Sweeping and Snow Removal
The RDOS has reluctantly got into the sweeping and snow removal business. When we proposed the idea of a walking path we had no intention of keeping in clear of snow in winter. And although the path technically belongs to the Ministry of Transportation and Infrastructure, they made it clear from the outset that they have no willingness to maintain it. However, we have received a large number of requests to keep the path clear year-round. Our initial plan was to subcontract path maintenance to private sector providers as required. However, "as required" turned out to be much more frequently than we anticipated.
As the economist Oliver Williamson pointed out more than a generation ago, subcontracting the provision of services does not always work out in practice. Specifically, it turns out that when we need a snowplow everyone else also needs a snowplow. So unless we own and control our own snowplow, our paths do not get plowed. Or they do not get plowed until it is too late. So we now own a tractor and a sweeper and will do our best to get to the path when the snow falls.
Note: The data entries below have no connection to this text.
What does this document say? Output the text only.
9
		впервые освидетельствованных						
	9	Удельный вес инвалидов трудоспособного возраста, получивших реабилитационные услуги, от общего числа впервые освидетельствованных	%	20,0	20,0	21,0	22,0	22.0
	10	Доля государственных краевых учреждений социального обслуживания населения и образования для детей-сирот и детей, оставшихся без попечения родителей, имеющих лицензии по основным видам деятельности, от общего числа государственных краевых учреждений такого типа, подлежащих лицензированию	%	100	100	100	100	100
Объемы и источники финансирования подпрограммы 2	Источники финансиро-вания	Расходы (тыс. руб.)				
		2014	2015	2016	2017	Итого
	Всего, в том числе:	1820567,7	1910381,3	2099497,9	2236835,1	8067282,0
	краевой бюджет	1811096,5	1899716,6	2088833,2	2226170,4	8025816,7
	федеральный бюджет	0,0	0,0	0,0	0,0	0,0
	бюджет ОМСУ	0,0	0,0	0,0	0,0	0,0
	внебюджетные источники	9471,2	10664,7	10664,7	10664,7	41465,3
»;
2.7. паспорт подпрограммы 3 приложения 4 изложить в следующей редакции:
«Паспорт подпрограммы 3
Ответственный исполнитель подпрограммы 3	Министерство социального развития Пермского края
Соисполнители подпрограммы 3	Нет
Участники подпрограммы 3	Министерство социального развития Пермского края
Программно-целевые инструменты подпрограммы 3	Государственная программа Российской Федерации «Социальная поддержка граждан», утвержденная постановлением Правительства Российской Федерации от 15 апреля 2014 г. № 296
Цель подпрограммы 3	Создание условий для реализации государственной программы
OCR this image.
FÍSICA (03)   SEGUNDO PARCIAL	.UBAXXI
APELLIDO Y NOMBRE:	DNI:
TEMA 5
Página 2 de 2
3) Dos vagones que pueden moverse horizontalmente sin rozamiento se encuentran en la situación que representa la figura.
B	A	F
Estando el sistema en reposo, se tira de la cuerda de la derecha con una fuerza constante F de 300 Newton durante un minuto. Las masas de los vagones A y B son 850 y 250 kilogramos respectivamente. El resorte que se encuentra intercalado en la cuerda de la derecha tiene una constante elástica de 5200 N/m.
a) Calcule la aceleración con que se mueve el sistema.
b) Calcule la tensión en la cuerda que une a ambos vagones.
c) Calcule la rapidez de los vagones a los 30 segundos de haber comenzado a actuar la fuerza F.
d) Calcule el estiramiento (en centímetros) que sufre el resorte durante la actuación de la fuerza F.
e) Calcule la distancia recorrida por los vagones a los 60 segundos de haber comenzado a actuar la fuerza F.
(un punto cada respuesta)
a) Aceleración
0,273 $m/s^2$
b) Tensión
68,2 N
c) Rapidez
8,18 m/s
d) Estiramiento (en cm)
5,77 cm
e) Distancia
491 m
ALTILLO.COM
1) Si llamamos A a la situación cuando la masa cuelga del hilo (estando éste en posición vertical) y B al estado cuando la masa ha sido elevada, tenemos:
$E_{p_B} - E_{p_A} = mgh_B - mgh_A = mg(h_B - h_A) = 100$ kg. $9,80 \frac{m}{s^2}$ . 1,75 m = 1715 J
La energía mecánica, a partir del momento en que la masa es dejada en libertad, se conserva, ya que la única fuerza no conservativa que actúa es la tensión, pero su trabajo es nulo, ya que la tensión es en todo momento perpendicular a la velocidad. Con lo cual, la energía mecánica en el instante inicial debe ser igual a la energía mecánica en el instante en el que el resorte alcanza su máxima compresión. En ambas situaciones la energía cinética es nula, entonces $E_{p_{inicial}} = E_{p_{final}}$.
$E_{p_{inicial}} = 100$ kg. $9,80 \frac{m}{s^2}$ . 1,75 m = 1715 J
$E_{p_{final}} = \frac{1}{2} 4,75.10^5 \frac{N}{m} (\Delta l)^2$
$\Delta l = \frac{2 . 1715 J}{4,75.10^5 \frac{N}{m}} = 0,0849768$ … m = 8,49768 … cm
We did have some community-minded residents with tractors or ATVs who have plowed parts of the path in the absence of a formal program. This is commendable, but ultimately suboptimal due to "insurance issues". In a nutshell: What happens if you flip your tractor while plowing an RDOS/Province of BC path? Or what happens if you take a big chunk of asphalt out with your blade? For this reason, we have to officially discourage community-minded maintenance of government assets.
Parking on the Path
Please don't do this.
RDOS staff recommended installing conduit during construction of the West Bench Hill Road portion of the path. Although lighting was outside of the scope of the grants, and although no formal investigation of the desirability of lighting had been undertaken, we decided it was much cheaper to install conduit during construction than install the electrical infrastructure for lighting later.
As it turns out, the lighting stubs have attracted a lot of attention. A large number of people have asked me and RDOS staff when lights will be installed. I take this as an indication that people want lights on the path. Two outstanding issues as of April 2015:
- Funding: Lights are expensive
- Capital costs could be covered using gas tax funding.
- Operations costs (basically electricity and maintenance) could be funded through the existing West Bench lighting service area (inherited from the West Bench Irrigation District).
- Design: There are many different types of lights on the market. We have undertaken an initial web-based survey but have been waiting for the outcome of the West Bench sign project before moving forward. It is likely better to coordinate the style of the lights with the sign, should a sign be installed.
The raw results of the survey can be found here. The first round was intended to be exploratory and informal rather than the last word:
The survey panel consisted of "the usual suspects": about 35 or so people on the Area F Parks Commission, the Area F Advisory Planning Commission, my mother, and various other residents for whom I have an email address. I try to make some effort in these surveys to get a cross section of demographics and temperaments. Please let me know if you would like to be added to the "usual suspects" list—the more the merrier.
Here is my conclusion based on the survey:
The most obvious result from the streetlight survey is the following: opinions are all over the map. All but one of the alternatives has at least one person who thinks it is “totally unacceptable” and at least one person who thinks it is “perfect”. The exception is Candella, which no one thought was perfect but a significant number of respondents did not hate. This outcome is not unexpected—tastes do vary. But hopefully you see the issue that we face when making this decision: we can go with a “safe” option that no one loves or hates. Or we can go with a more risky option that evokes a mixture of strong positive and strong negative results.